The model consists of four parts: general feature extractor M_fTwo parallel sub-networks M_sAnd M_tRespectively used for speaker classification and phoneme distribution prediction, andmerging sub-network M for merging speaker information and phoneme information_c。M_tThe predicted number of occurrences of each phoneme class in a normalized sentence, and M_sWhat is predicted is the traditional speaker class. And passes through M_sAnd M_tExtracted speaker embedding ebd_sWith text embedding ebd_tBy merging sub-networks M_cAnd restoring to obtain the speaker category and phoneme distribution. The entire network is jointly trained.

To better decouple speaker information and phoneme information, the input merge sub-network M_cTraining pair of [ ebd ]_s,ebd_t]May be the same or may be two words from different speakers.

Speaker embedding extracted from the speaker subnetwork can be used directly on text independent speaker verification. On text-dependent speaker verification, if a text mismatch occurs between the training data and the assessment data, the text embedding for coupling with speaker embedding is from the actual enrollment and test data; if a text mismatch occurs between the enrollment data and the test data, text embedding may be calculated from a minimal amount of pre-collected data (e.g., 10 utterances from other speakers) and then text-adapted to the enrolled speaker embedding.

In carrying out the present application, the inventors have also tried the following alternatives: an alternative approach includes speaker embedding where the final text customization is obtained by directly concatenating speaker embedding with text embedding without using a final merging subnetwork.
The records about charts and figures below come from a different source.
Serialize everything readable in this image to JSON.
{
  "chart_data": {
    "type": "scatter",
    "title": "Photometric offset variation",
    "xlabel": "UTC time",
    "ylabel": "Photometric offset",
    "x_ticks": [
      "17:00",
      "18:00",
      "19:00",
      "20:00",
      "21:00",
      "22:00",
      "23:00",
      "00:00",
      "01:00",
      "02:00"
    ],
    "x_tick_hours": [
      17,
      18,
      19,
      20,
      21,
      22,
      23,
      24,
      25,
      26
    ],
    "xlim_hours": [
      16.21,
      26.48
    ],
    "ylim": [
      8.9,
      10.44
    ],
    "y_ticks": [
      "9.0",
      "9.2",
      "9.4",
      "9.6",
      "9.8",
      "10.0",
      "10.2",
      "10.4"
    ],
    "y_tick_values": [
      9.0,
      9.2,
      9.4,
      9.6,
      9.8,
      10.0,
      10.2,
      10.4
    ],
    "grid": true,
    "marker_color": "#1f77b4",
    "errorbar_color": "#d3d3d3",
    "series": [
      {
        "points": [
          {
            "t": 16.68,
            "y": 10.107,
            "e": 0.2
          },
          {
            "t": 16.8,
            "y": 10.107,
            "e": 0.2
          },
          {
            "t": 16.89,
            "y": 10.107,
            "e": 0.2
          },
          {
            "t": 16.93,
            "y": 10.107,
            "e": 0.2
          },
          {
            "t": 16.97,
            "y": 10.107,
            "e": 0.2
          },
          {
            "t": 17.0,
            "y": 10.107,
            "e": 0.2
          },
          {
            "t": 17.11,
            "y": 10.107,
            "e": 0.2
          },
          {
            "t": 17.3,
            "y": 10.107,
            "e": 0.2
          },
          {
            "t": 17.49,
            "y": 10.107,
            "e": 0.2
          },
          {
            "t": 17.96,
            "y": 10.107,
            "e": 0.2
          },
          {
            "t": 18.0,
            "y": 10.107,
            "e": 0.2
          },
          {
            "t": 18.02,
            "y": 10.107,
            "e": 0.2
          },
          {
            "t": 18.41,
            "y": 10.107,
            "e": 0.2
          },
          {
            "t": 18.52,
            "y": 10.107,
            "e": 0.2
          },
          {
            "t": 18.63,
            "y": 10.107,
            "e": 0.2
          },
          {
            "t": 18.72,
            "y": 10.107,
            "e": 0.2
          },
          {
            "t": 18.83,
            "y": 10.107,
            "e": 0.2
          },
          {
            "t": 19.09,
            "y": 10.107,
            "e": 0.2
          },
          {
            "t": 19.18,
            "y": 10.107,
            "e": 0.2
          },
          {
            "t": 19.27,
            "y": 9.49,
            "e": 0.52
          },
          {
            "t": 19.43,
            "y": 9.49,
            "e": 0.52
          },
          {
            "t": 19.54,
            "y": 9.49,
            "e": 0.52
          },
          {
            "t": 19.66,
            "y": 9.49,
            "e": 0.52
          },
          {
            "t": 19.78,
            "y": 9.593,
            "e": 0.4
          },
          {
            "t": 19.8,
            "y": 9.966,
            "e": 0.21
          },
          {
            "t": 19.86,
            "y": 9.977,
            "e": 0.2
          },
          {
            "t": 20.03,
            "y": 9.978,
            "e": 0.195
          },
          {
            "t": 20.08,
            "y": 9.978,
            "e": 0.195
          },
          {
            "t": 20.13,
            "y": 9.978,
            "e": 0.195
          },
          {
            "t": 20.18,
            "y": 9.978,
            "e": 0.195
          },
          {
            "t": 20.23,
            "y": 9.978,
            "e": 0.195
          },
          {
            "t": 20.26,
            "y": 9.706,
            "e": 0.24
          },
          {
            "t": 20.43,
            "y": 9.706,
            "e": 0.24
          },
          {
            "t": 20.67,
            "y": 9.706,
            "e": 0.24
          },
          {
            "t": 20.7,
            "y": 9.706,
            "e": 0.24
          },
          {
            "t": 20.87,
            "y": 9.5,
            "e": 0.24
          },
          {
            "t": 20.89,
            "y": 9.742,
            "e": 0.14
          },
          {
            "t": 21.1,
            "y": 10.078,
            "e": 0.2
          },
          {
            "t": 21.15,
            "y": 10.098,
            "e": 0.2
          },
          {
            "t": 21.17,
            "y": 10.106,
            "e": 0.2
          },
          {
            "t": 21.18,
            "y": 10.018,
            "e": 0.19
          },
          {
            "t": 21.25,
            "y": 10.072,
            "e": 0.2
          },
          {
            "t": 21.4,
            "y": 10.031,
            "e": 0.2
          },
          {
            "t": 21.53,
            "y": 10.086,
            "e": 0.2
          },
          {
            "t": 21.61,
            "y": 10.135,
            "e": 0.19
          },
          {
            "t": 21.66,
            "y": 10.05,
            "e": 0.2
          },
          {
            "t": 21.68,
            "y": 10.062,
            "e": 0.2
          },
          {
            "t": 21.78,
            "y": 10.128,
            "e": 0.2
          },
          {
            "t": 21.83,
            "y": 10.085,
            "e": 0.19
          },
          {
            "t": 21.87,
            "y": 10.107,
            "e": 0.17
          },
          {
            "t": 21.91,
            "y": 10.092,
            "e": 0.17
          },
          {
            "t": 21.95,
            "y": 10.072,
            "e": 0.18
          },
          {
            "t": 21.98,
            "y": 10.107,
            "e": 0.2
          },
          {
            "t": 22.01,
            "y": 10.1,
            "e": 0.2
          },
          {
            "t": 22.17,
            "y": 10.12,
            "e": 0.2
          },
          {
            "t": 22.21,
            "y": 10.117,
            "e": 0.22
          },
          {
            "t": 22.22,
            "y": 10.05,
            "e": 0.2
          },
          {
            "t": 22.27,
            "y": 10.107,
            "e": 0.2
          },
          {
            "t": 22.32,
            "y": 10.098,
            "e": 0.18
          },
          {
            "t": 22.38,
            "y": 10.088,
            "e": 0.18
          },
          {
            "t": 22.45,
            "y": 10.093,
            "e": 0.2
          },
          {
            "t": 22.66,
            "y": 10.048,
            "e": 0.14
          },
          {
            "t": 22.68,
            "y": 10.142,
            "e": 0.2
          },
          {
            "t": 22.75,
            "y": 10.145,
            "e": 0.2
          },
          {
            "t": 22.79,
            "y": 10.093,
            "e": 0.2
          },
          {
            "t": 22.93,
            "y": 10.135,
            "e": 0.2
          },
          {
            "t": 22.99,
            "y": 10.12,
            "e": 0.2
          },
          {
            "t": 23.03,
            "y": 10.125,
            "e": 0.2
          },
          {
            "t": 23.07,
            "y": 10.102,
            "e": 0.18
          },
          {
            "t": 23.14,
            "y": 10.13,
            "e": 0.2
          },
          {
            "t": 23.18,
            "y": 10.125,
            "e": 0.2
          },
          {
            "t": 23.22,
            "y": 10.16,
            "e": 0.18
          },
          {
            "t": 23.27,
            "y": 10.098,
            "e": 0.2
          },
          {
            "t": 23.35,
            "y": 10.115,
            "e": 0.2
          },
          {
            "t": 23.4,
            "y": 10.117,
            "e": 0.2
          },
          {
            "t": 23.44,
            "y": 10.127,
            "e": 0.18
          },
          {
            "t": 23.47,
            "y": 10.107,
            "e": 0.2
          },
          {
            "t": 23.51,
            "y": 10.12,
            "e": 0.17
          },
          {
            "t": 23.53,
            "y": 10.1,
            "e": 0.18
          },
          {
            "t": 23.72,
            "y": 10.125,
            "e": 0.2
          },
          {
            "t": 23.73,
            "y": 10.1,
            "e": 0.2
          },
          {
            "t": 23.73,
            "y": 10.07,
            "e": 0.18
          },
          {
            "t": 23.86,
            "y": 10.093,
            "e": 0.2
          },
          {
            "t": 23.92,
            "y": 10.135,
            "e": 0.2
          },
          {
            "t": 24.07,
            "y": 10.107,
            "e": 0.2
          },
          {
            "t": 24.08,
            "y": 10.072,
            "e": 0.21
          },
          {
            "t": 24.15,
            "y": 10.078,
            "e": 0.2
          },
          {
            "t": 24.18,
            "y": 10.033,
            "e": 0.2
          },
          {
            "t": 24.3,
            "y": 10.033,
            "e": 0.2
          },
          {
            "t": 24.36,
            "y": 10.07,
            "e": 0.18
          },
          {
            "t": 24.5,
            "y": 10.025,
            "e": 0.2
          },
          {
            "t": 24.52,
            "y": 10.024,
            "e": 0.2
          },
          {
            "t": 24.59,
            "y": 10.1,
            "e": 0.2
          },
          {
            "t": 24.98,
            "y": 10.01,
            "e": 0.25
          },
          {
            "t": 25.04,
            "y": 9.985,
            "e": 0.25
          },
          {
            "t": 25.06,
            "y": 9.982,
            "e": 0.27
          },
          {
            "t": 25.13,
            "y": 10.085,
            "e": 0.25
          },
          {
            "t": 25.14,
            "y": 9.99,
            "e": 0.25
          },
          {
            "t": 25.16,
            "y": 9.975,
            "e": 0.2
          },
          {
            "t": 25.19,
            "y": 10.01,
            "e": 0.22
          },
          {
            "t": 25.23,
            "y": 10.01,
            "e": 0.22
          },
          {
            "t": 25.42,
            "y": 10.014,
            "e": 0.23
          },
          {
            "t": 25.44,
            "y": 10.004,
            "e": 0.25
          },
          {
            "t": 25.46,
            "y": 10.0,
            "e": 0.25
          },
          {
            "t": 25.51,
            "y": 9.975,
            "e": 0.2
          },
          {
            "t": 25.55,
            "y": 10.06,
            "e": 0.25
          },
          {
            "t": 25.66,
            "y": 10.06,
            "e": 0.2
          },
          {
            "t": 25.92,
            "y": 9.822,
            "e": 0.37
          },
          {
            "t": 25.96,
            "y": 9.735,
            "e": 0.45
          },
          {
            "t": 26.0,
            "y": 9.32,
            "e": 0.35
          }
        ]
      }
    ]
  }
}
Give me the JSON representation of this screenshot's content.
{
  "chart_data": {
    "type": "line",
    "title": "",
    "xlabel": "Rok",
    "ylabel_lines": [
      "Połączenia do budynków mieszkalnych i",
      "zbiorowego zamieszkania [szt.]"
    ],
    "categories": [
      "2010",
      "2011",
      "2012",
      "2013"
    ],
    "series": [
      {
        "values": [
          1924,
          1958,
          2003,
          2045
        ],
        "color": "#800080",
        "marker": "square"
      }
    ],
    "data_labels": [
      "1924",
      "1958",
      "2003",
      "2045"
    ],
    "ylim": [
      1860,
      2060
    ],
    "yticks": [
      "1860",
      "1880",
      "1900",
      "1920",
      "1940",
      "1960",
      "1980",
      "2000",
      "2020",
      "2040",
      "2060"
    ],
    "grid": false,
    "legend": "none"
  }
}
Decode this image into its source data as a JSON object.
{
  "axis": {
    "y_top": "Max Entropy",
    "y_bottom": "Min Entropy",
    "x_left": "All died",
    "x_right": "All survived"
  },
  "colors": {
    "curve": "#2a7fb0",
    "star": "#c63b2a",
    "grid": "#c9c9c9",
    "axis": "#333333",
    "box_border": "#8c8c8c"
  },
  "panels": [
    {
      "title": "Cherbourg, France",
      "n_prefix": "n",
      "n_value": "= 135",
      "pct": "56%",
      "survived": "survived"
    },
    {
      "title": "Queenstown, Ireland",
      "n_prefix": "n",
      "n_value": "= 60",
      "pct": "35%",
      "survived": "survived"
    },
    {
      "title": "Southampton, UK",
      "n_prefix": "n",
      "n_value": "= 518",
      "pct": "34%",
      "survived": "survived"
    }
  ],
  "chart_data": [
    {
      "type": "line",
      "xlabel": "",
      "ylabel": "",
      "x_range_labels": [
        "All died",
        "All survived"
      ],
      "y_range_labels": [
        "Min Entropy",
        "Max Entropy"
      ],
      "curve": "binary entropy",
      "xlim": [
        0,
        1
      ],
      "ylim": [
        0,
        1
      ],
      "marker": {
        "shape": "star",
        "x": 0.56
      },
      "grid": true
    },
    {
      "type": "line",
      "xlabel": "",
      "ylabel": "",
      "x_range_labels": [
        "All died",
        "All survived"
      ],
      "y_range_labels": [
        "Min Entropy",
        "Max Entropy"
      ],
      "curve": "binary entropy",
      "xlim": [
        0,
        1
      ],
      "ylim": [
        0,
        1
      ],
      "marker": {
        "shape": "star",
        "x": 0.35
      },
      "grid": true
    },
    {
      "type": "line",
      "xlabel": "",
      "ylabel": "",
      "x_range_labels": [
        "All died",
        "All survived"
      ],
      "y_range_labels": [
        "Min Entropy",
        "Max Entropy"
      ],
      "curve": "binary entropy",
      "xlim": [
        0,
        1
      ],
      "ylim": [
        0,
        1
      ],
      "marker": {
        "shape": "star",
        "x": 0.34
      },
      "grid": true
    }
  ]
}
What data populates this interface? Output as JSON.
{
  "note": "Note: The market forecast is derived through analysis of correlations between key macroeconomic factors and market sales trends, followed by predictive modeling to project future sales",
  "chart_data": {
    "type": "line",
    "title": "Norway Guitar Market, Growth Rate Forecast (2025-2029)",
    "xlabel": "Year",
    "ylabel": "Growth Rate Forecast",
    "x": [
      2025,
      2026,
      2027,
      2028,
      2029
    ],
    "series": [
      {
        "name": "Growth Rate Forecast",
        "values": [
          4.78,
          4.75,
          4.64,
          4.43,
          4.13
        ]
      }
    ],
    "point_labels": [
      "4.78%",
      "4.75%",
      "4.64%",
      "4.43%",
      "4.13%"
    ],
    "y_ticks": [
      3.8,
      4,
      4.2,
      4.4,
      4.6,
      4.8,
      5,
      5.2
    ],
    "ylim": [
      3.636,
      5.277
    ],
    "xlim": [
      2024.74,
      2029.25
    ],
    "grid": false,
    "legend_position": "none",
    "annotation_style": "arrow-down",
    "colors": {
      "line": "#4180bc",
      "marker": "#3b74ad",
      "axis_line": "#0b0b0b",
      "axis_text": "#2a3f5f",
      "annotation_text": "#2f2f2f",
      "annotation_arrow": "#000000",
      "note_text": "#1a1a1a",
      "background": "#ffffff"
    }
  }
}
The advantages are that the calculation amount can be reduced and the operation is simpler, the disadvantages are that the regularization effect of the merging sub-network on an upper network is omitted, the result is possibly worsened, and the embedding dimension of the speaker obtained by merging is too high.

The scheme of the embodiment of the application not only provides a brand new idea for decomposing the information of the speaker and the text information for the identification of the speaker related to the text, but also improves the identification effect of the speaker unrelated to the original text on the basis of greatly improving the identification effect of the speaker related to the text; in addition, the scheme provides a brand-new speaker recognition task customized by the text, has wide prospect in speaker recognition based on the awakening words, and provides a solution.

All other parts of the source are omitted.